Experts search for lost plane
Teams of French and Thai experts plied the vast and muddy Mekong River with high-tech sonar equipment today, ramping up the search for a Lao Airlines plane, 19 bodies still missing from the crash and clues to why the aircraft went down three days earlier.
On the riverbank, a group of orange-robed Buddhist monks performed a prayer ceremony for the 30 victims whose bodies have been recovered and those still missing.
Lao Airlines flight QV301 crashed Wednesday as it prepared to land in stormy weather at Pakse Airport in southern Laos. The plane then skidded into the Mekong River, the largest in Southeast Asia, and disappeared. All 49 people on board, more than half of whom were foreigners, are presumed dead.
By today, 30 bodies had been found and authorities were still trying to identify several of them, Lao Airlines said in a brief statement that offered no update of the ongoing investigation. The ATR-72 aircraft was delivered in March, raising questions into why a virtually new plane crashed.
Until today, the search for bodies and the plane's flight data recorder had been stalled by lack of manpower and equipment in Laos, which lacks capabilities in disaster management.
France's air accident investigation agency, the BEA, said it sent four investigators to help Laos. It said the team would work with technical advisers from ATR, the French-Italian manufacturer of the aircraft.
Thailand, meanwhile, sent a C-130 military transport plane with specialists and equipment, including several high-tech sonar systems, to locate objects on the river floor.
The French and Thai teams set out on small boats scanning the water's surface with the sonar equipment today, a stark contrast to previous days of searching that included Lao villagers peering into the murky water from long-tail boats.
Experts say the flight data and voice recorders could help determine if the crash was caused by human error or a technical problem.
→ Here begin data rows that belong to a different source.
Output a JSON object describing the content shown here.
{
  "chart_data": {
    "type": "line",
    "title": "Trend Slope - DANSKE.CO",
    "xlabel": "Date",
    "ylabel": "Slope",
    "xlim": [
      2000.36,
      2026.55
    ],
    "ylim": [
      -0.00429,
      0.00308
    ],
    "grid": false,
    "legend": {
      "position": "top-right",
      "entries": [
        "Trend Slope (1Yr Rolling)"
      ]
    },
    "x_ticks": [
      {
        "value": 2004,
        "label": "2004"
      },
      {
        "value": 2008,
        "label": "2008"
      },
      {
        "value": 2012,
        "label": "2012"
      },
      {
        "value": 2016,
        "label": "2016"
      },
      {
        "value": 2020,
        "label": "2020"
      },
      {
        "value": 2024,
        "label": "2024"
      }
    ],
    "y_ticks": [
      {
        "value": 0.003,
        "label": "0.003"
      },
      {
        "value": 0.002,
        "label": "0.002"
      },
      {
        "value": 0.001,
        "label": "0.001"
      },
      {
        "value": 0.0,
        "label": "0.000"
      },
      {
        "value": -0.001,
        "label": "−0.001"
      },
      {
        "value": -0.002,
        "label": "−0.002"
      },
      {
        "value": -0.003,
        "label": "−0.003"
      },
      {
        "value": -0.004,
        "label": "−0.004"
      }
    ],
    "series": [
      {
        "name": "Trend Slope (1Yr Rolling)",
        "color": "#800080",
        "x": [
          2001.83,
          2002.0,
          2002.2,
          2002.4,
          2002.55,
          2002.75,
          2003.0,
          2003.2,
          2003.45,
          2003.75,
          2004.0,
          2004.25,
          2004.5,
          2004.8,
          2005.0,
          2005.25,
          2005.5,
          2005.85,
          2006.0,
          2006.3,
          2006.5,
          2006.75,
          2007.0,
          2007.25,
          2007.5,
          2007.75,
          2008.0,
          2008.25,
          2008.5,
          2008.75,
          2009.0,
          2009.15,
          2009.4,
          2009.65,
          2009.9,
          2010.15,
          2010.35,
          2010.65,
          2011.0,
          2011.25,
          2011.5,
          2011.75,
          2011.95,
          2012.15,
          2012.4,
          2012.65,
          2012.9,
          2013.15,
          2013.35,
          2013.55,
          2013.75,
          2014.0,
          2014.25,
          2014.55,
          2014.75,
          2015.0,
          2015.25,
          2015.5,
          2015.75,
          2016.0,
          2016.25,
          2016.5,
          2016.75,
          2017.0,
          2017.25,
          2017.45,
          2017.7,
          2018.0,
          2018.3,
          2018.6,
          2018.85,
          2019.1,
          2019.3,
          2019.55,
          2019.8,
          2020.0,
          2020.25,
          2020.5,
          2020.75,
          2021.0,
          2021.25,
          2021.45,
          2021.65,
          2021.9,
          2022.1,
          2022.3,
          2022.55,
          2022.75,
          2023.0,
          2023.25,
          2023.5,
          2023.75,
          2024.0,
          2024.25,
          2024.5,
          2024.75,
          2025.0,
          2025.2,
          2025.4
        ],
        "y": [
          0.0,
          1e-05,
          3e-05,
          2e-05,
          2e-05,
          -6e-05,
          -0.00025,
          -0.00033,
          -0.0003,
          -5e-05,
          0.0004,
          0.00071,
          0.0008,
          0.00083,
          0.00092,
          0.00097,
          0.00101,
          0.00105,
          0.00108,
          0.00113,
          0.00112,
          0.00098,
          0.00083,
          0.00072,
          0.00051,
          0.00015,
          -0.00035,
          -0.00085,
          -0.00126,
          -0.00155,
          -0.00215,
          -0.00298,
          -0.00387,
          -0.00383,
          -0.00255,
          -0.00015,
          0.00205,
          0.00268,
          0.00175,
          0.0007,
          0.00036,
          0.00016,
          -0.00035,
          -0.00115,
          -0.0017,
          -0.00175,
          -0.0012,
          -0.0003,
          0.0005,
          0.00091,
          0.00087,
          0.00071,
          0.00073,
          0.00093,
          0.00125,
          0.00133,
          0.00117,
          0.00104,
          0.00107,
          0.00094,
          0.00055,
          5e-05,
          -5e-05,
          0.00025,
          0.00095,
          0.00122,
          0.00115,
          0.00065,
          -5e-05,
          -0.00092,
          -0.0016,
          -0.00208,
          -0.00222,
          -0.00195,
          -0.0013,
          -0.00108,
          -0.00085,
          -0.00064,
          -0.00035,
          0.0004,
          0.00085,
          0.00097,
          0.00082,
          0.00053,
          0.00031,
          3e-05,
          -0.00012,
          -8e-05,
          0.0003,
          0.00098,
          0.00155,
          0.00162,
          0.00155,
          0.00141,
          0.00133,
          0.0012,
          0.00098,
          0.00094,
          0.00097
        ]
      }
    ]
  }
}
The chief pilot has been identified as 56-year-old Young San of Cambodia, who had more than 30 years of flying experience.
Cambodia's civil aviation security director, Mak Sam Ol, said he was briefed by Laotian authorities on a final instruction from the control tower.
"Due to a storm and strong winds, as the plan approached landing, the air controller told the pilot to change course," Mak Sam Ol said in a telephone interview. "He followed instructions but the plane faced strong storms and couldn't get through."
According to the airline, 44 passengers and five crew were on the flight. The passengers included 16 Lao nationals, seven French, six Australians, five Thais, three Koreans, three Vietnamese and one person each from China, Malaysia, Taiwan and the United States. A person who had been listed as a Canadian was instead added to the list of Vietnamese.